For one, giving a tough word was not Jesus’s default response. He often reserved rebuking someone for when it was the only way he could help them. This is reason he was consistently critical of the religious leaders, because exposing their pride was the only way to help them see the error of their way.
Secondly, we can only give people a tough word with loving purposes in mind. In John 4, Jesus says the Father is seeking worshippers who worship in spirit and in truth. Thats our goal. It’s not to ridicule and criticize; the goal is to enable people to better love God more.
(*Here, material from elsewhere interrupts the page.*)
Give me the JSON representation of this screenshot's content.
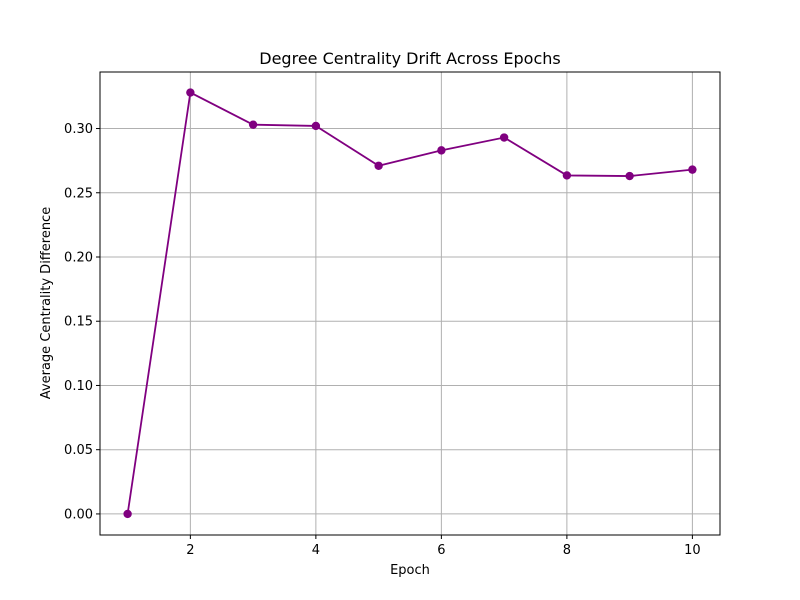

Rebuking someone puts them in a position where they feel shame for some wrong. Feeling ashamed for wrongdoing enables the heart to see the need for God’s intervening grace, which in turn leads to love and adoration for who God is and relieves the shame because of Christ.
Having Christ’s Courage
Our culture doesn’t encourage this type of behavior. Dare I say, some of our churches would call Jesus’s behavior “un-Christlike.”
Calling people out, saying someone is wrong, giving a tough word when it’s appropriate is many times seen as hateful and unloving. But, in reality, it takes a great deal of courage and love to speak up and challenge someone.
You have to really want what’s best for someone to say something like, “You’ve got to give up materialism if you want to walk with God” or “Thanks for the compliment, but focus on hearing God’s word and living it out.”
Paul Coughlin, author of No More Christian Nice Guy: When Being Nice—Instead of Good—Hurts Men, Women, and Children, said in an interview about his book:
There is a much tougher love in the Bible then we emphasize. We don’t say it doesn’t exist, we just don’t make that part of our three-part sermons in church, and as a result our faith grows very, very weak. We’re also not redemptive sources for good like the way we’re supposed to be. We need that toughness in the Bible, and Jesus’s toughness in our lives, not only to bolster our own faith but to truly love other people and love God. Courage is the virtue that underpins all other virtues. Unfortunately, today in church, we’re told to leave our courage at the cross.
I’ve had moments where I’ve mimicked both the woman and the rich man and was called out for it.
In preparing for a gospel presentation as a young believer, my pastor exposed how my “spiritual insights” were actually unbiblical.
Another time, I expressed extreme zeal and enthusiasm for God with my pastor. In wisdom and love, my pastor questioned my motives and we found my zeal had more to do with the runner’s high I just got off of than a love for God.
These conversations were uncomfortable and I was left with some initial bitterness, but in the long run I’m grateful my pastor didn’t affirm my thoughts. I’m thankful for the godly teachers who responded to me like this growing up.
As followers of Christ, we need to look at how Jesus interacted with people as a role model in dealing with these situations. Being nice isn’t always the best response even if it will always be the more welcomed response.
Being quiet in the face of conflict, injustice, and evil doesn’t speak much of our tolerance, it speaks much of our cowardice and apathy. Jesus stood up and confronted these issues head on with courage, truth, and love.